Football: Kinnear bewildered
Wimbledon 1 Cort 28 Coventry City 2 Huckerby 17, Dublin 22 Attenda nce: 11,201
To hear some connected with Wimbledon you would think everything that happens to the team hits them out of a clear blue sky. The paranoid at Selhurst Park had their persecution complex further fed yesterday when the Sky Blues, without an away League goal this season, struck twice in the first 22 minutes.
This time it was not the whole world against Wimbledon, just the referee, so their manager Joe Kinnear thought. The last time Uriah Rennie took charge of a Dons game he turned down a penalty appeal, and this time he looked equallly unsympathetically on their claims after Gary Breen's second- half tackle on Efan Ekoku.

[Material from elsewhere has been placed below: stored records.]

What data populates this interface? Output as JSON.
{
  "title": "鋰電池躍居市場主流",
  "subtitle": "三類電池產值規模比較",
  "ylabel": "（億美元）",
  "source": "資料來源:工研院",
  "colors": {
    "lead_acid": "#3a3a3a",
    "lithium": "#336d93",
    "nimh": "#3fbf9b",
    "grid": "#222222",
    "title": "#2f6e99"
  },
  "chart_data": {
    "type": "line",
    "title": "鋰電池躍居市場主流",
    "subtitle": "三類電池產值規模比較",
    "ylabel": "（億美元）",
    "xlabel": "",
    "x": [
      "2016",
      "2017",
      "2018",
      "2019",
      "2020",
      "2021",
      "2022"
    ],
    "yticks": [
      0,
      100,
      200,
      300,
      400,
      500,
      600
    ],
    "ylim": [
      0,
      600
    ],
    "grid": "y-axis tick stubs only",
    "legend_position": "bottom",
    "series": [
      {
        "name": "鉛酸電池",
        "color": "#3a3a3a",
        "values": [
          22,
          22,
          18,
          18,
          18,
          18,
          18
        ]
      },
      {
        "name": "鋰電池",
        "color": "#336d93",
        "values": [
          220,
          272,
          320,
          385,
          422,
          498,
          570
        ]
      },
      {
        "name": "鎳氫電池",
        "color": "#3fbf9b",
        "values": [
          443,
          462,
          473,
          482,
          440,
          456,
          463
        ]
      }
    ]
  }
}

"He has not been the best of referees for us. Quite frankly I will be glad to see the back of him," he said. "We had him up at Derby and had an even more clear penalty turned down. Efan has beat them all for pace and I don't think he's going to go down in the area and he had to come off from the challenge."
A penalty then could have sparked the Dons' fightback after Darren Huckerby and Dion Dublin, back after suspension, had put Coventry ahead. Dublin's knockdown set up Huckerby for the opener, with a bicycle kick. Less flamboyant, but just as effective was Dublin's first time shot from 20 yards that made it 2-0. Neil Sullivan scuffed a clearance and Dublin beat the goalkeeper into the far corner.
Carl Cort's 28th-minute header from Vinnie Jones's swinging cross was all the home side had to show for their efforts to battle their way back. But Kinnear had to concede that luck, fate or conspiracy theories did not enter into it. "We aren't good enough," he concluded.